Anyway, the whole pleasure of partaking is in creating a photograph with a camera you’ve made yourself (we use Pringles cartons, the small ones) and developed in the darkroom. The first time I experienced this myself, in 2001, coincided with the arrival of a new digital camera (the second one - the first having been pressed into service in 1999) for the photography business and trying to figure out how to run the thing. Making a camera out of a Planters cashew nut tin and getting a perfectly sharp, well-exposed and still interesting photo out of it was a real buzz, and in complete contrast to wrestling with the new digi.
The technology employed is 19th century (well, mid-20th, since we use resin-coated silver-gelatin paper for a negative) and the thinking much older. The camera obscura (described in the 5th century) vastly predates the photographic negative (William Henry Fox Talbot, 1830s) and the observation of light coming through a small hole into a dark room (or cave!) and creating a projected image of outdoors, reversed and inverted, is probably prehistoric.

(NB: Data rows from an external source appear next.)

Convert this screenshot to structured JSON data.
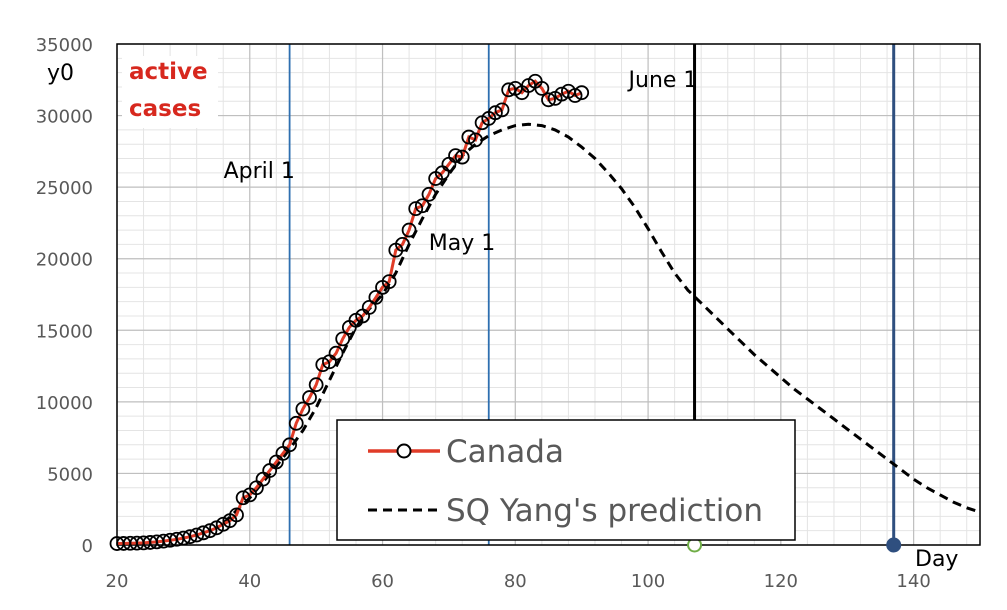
{
  "chart_data": {
    "type": "line",
    "xlabel": "Day",
    "ylabel": "y0",
    "xlim": [
      20,
      150
    ],
    "ylim": [
      0,
      35000
    ],
    "x_ticks": [
      "20",
      "40",
      "60",
      "80",
      "100",
      "120",
      "140"
    ],
    "y_ticks": [
      "0",
      "5000",
      "10000",
      "15000",
      "20000",
      "25000",
      "30000",
      "35000"
    ],
    "inset_label": [
      "active",
      "cases"
    ],
    "grid": true,
    "legend_position": "bottom-center",
    "vlines": [
      {
        "x": 46,
        "label": "April 1",
        "color": "#2e6fb0"
      },
      {
        "x": 76,
        "label": "May 1",
        "color": "#2e6fb0"
      },
      {
        "x": 107,
        "label": "June 1",
        "color": "#000000"
      },
      {
        "x": 137,
        "label": "",
        "color": "#2f4f7f"
      }
    ],
    "markers": [
      {
        "x": 107,
        "y": 0,
        "color": "#70ad47",
        "fill": "none"
      },
      {
        "x": 137,
        "y": 0,
        "color": "#2f4f7f",
        "fill": "#2f4f7f"
      }
    ],
    "series": [
      {
        "name": "Canada",
        "color": "#e03c28",
        "style": "solid-with-circles",
        "x": [
          20,
          21,
          22,
          23,
          24,
          25,
          26,
          27,
          28,
          29,
          30,
          31,
          32,
          33,
          34,
          35,
          36,
          37,
          38,
          39,
          40,
          41,
          42,
          43,
          44,
          45,
          46,
          47,
          48,
          49,
          50,
          51,
          52,
          53,
          54,
          55,
          56,
          57,
          58,
          59,
          60,
          61,
          62,
          63,
          64,
          65,
          66,
          67,
          68,
          69,
          70,
          71,
          72,
          73,
          74,
          75,
          76,
          77,
          78,
          79,
          80,
          81,
          82,
          83,
          84,
          85,
          86,
          87,
          88,
          89,
          90
        ],
        "y": [
          100,
          110,
          120,
          130,
          150,
          180,
          220,
          270,
          330,
          400,
          480,
          580,
          700,
          850,
          1000,
          1200,
          1450,
          1700,
          2100,
          3300,
          3500,
          4000,
          4600,
          5200,
          5800,
          6400,
          7000,
          8500,
          9500,
          10300,
          11200,
          12600,
          12800,
          13400,
          14400,
          15200,
          15700,
          16000,
          16600,
          17300,
          18000,
          18400,
          20600,
          21000,
          22000,
          23500,
          23700,
          24500,
          25600,
          26000,
          26600,
          27200,
          27100,
          28500,
          28300,
          29500,
          29800,
          30200,
          30400,
          31800,
          31900,
          31600,
          32100,
          32400,
          31900,
          31100,
          31200,
          31500,
          31700,
          31400,
          31600
        ]
      },
      {
        "name": "SQ Yang's prediction",
        "color": "#000000",
        "style": "dashed",
        "x": [
          36,
          38,
          40,
          42,
          44,
          46,
          48,
          50,
          52,
          54,
          56,
          58,
          60,
          62,
          64,
          66,
          68,
          70,
          72,
          74,
          76,
          78,
          80,
          82,
          84,
          86,
          88,
          90,
          92,
          94,
          96,
          98,
          100,
          102,
          104,
          106,
          108,
          110,
          112,
          114,
          116,
          118,
          120,
          122,
          124,
          126,
          128,
          130,
          132,
          134,
          136,
          138,
          140,
          142,
          144,
          146,
          148,
          150
        ],
        "y": [
          1500,
          2400,
          3300,
          4400,
          5500,
          6700,
          8000,
          9600,
          11500,
          13400,
          15200,
          16500,
          17500,
          19000,
          21000,
          22800,
          24500,
          25900,
          27200,
          28000,
          28600,
          29000,
          29300,
          29400,
          29300,
          29000,
          28500,
          27800,
          27000,
          26000,
          24900,
          23600,
          22100,
          20500,
          19000,
          17800,
          16900,
          16000,
          15100,
          14200,
          13300,
          12500,
          11700,
          10900,
          10200,
          9500,
          8800,
          8100,
          7400,
          6700,
          6000,
          5300,
          4600,
          4000,
          3500,
          3000,
          2600,
          2300
        ]
      }
    ]
  }
}
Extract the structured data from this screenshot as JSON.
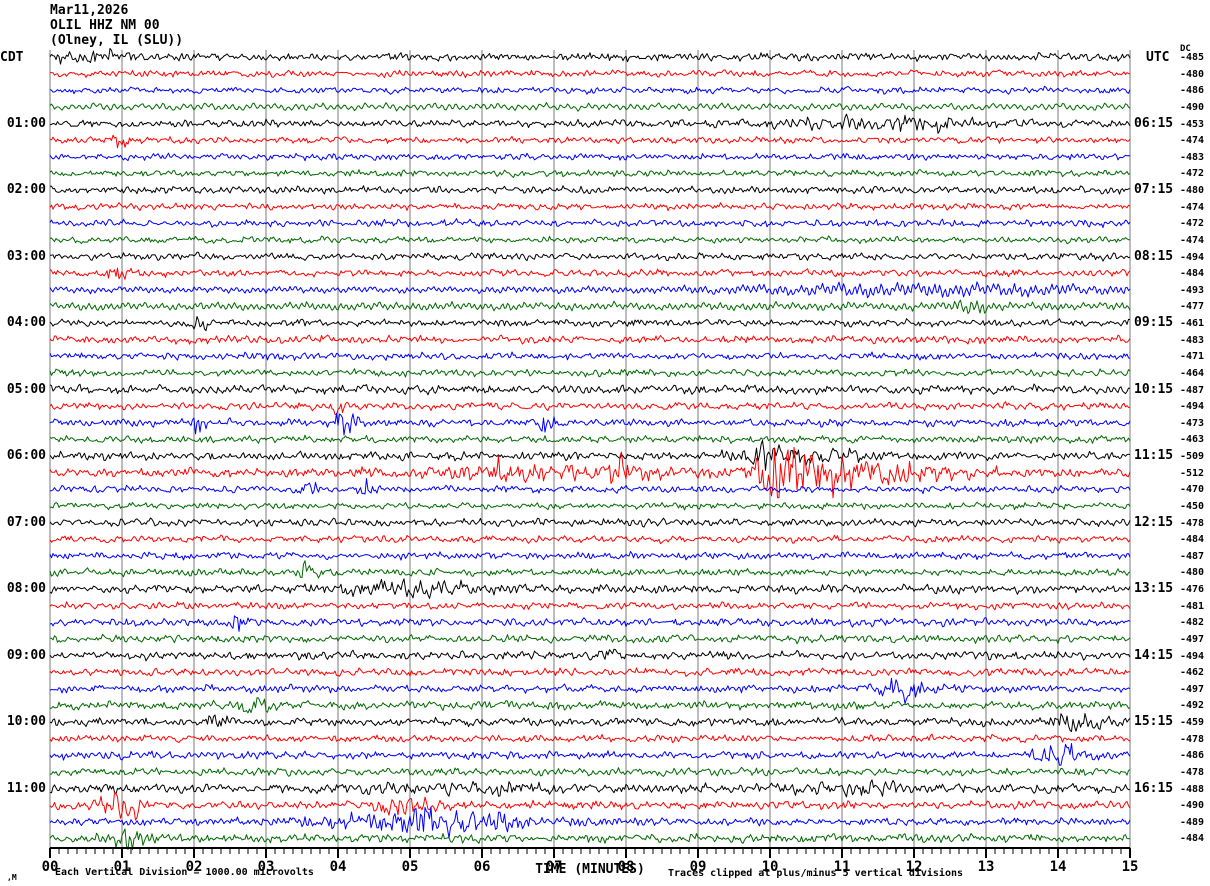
{
  "header": {
    "date": "Mar11,2026",
    "station": "OLIL HHZ NM 00",
    "location": "(Olney, IL (SLU))"
  },
  "left_axis_header": "CDT",
  "right_axis_header": "UTC",
  "dc_header": "DC",
  "footer": {
    "scale_note": "Each Vertical Division = 1000.00 microvolts",
    "clip_note": "Traces clipped at plus/minus 5 vertical divisions",
    "corner_mark": ",M",
    "time_axis_label": "TIME (MINUTES)"
  },
  "colors": {
    "black": "#000000",
    "red": "#ff0000",
    "blue": "#0000ff",
    "green": "#006a00",
    "grid": "#7a7a7a",
    "axis": "#000000"
  },
  "chart_data": {
    "type": "line",
    "kind": "seismogram-helicorder",
    "title": "Mar11,2026 OLIL HHZ NM 00 (Olney, IL (SLU))",
    "xlabel": "TIME (MINUTES)",
    "x_range_minutes": [
      0,
      15
    ],
    "x_major_tick_minutes": 1,
    "x_minor_ticks_per_major": 8,
    "x_tick_labels": [
      "00",
      "01",
      "02",
      "03",
      "04",
      "05",
      "06",
      "07",
      "08",
      "09",
      "10",
      "11",
      "12",
      "13",
      "14",
      "15"
    ],
    "rows_per_hour": 4,
    "trace_color_cycle": [
      "black",
      "red",
      "blue",
      "green"
    ],
    "cdt_hour_labels": [
      {
        "row": 4,
        "label": "01:00"
      },
      {
        "row": 8,
        "label": "02:00"
      },
      {
        "row": 12,
        "label": "03:00"
      },
      {
        "row": 16,
        "label": "04:00"
      },
      {
        "row": 20,
        "label": "05:00"
      },
      {
        "row": 24,
        "label": "06:00"
      },
      {
        "row": 28,
        "label": "07:00"
      },
      {
        "row": 32,
        "label": "08:00"
      },
      {
        "row": 36,
        "label": "09:00"
      },
      {
        "row": 40,
        "label": "10:00"
      },
      {
        "row": 44,
        "label": "11:00"
      }
    ],
    "utc_hour_labels": [
      {
        "row": 4,
        "label": "06:15"
      },
      {
        "row": 8,
        "label": "07:15"
      },
      {
        "row": 12,
        "label": "08:15"
      },
      {
        "row": 16,
        "label": "09:15"
      },
      {
        "row": 20,
        "label": "10:15"
      },
      {
        "row": 24,
        "label": "11:15"
      },
      {
        "row": 28,
        "label": "12:15"
      },
      {
        "row": 32,
        "label": "13:15"
      },
      {
        "row": 36,
        "label": "14:15"
      },
      {
        "row": 40,
        "label": "15:15"
      },
      {
        "row": 44,
        "label": "16:15"
      }
    ],
    "dc_offsets": [
      -485,
      -480,
      -486,
      -490,
      -453,
      -474,
      -483,
      -472,
      -480,
      -474,
      -472,
      -474,
      -494,
      -484,
      -493,
      -477,
      -461,
      -483,
      -471,
      -464,
      -487,
      -494,
      -473,
      -463,
      -509,
      -512,
      -470,
      -450,
      -478,
      -484,
      -487,
      -480,
      -476,
      -481,
      -482,
      -497,
      -494,
      -462,
      -497,
      -492,
      -459,
      -478,
      -486,
      -478,
      -488,
      -490,
      -489,
      -484
    ],
    "noise_base_amp": [
      2.6,
      2.2,
      2.2,
      2.8,
      2.6,
      2.2,
      2.2,
      2.2,
      2.4,
      2.2,
      2.4,
      2.2,
      2.4,
      2.4,
      2.6,
      3.2,
      2.4,
      2.6,
      2.4,
      2.4,
      3.0,
      2.6,
      2.6,
      2.4,
      2.8,
      3.0,
      2.4,
      2.2,
      2.6,
      2.4,
      2.4,
      2.4,
      2.8,
      2.4,
      2.6,
      2.6,
      2.8,
      2.6,
      2.6,
      2.8,
      2.8,
      2.4,
      2.6,
      2.6,
      3.0,
      2.8,
      2.6,
      2.8
    ],
    "smooth_rows": [
      3,
      14,
      15
    ],
    "events": [
      {
        "row": 0,
        "t": 0.7,
        "amp": 2.5,
        "sigma": 0.5
      },
      {
        "row": 4,
        "t": 11.6,
        "amp": 3.5,
        "sigma": 0.9
      },
      {
        "row": 5,
        "t": 1.0,
        "amp": 5,
        "sigma": 0.08
      },
      {
        "row": 13,
        "t": 0.95,
        "amp": 5,
        "sigma": 0.12
      },
      {
        "row": 14,
        "t": 12.3,
        "amp": 3.5,
        "sigma": 2.0
      },
      {
        "row": 15,
        "t": 12.8,
        "amp": 5,
        "sigma": 0.15
      },
      {
        "row": 16,
        "t": 2.1,
        "amp": 5,
        "sigma": 0.08
      },
      {
        "row": 21,
        "t": 4.0,
        "amp": 6,
        "sigma": 0.06
      },
      {
        "row": 22,
        "t": 2.05,
        "amp": 7,
        "sigma": 0.08
      },
      {
        "row": 22,
        "t": 4.1,
        "amp": 8,
        "sigma": 0.12
      },
      {
        "row": 22,
        "t": 6.9,
        "amp": 5,
        "sigma": 0.1
      },
      {
        "row": 24,
        "t": 9.9,
        "amp": 9,
        "sigma": 0.05
      },
      {
        "row": 24,
        "t": 10.4,
        "amp": 3.5,
        "sigma": 0.6
      },
      {
        "row": 25,
        "t": 6.3,
        "amp": 5,
        "sigma": 0.1
      },
      {
        "row": 25,
        "t": 7.9,
        "amp": 7,
        "sigma": 0.08
      },
      {
        "row": 25,
        "t": 7.0,
        "amp": 3,
        "sigma": 1.5
      },
      {
        "row": 25,
        "t": 10.15,
        "amp": 16,
        "sigma": 0.22
      },
      {
        "row": 25,
        "t": 10.9,
        "amp": 8,
        "sigma": 0.5
      },
      {
        "row": 25,
        "t": 11.9,
        "amp": 4.5,
        "sigma": 0.8
      },
      {
        "row": 26,
        "t": 3.6,
        "amp": 4,
        "sigma": 0.15
      },
      {
        "row": 26,
        "t": 4.4,
        "amp": 6,
        "sigma": 0.06
      },
      {
        "row": 31,
        "t": 3.6,
        "amp": 7,
        "sigma": 0.1
      },
      {
        "row": 32,
        "t": 4.9,
        "amp": 4.5,
        "sigma": 0.7
      },
      {
        "row": 34,
        "t": 2.6,
        "amp": 6,
        "sigma": 0.08
      },
      {
        "row": 36,
        "t": 7.8,
        "amp": 5,
        "sigma": 0.1
      },
      {
        "row": 38,
        "t": 11.9,
        "amp": 6,
        "sigma": 0.3
      },
      {
        "row": 39,
        "t": 2.9,
        "amp": 5,
        "sigma": 0.15
      },
      {
        "row": 40,
        "t": 2.3,
        "amp": 5,
        "sigma": 0.1
      },
      {
        "row": 40,
        "t": 14.3,
        "amp": 4,
        "sigma": 0.3
      },
      {
        "row": 42,
        "t": 14.05,
        "amp": 6,
        "sigma": 0.25
      },
      {
        "row": 44,
        "t": 5.7,
        "amp": 2,
        "sigma": 1.2
      },
      {
        "row": 44,
        "t": 11.3,
        "amp": 3,
        "sigma": 0.6
      },
      {
        "row": 45,
        "t": 1.0,
        "amp": 10,
        "sigma": 0.2
      },
      {
        "row": 45,
        "t": 4.9,
        "amp": 6,
        "sigma": 0.3
      },
      {
        "row": 46,
        "t": 5.2,
        "amp": 7,
        "sigma": 1.0
      },
      {
        "row": 47,
        "t": 1.1,
        "amp": 5,
        "sigma": 0.2
      }
    ],
    "scale_note": "Each Vertical Division = 1000.00 microvolts",
    "clip_note": "Traces clipped at plus/minus 5 vertical divisions"
  }
}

The pleasure of doing something with photography that is hands on is, for me, greater than using a computer-driven hunk of plastic that is today’s digital camera, moving the image into a computer (more plastic) and then to a website. The digital image often never hits the ground; that is, it never has a material existence, so there doesn’t tend to be the associated strong feeling of having created something oneself; technology dilutes this feeling, perhaps because so much of the work has been done by others.
I guess I sound a bit old school here, but most people who do our workshops have never done anything except digital photography, and they get a huge buzz out of making the camera, discovering the characteristics of it and developing their own images in chemicals. The most common feedback is, ‘You wouldn’t believe you could take a photo with something as simple as this.’
Obviously there has to be some restriction on the size of the images stored on the www.pinholeday.org 2008 gallery pages, so you can’t really see the detail recorded. For example, in Bethany Campbell’s image (#5 ) the writing on the Sweet Mothers Kitchen sign is clearly readable in the original print.
And there are some fine photos taken using a pinhole on the front of a digital camera, but really… it’s cheating.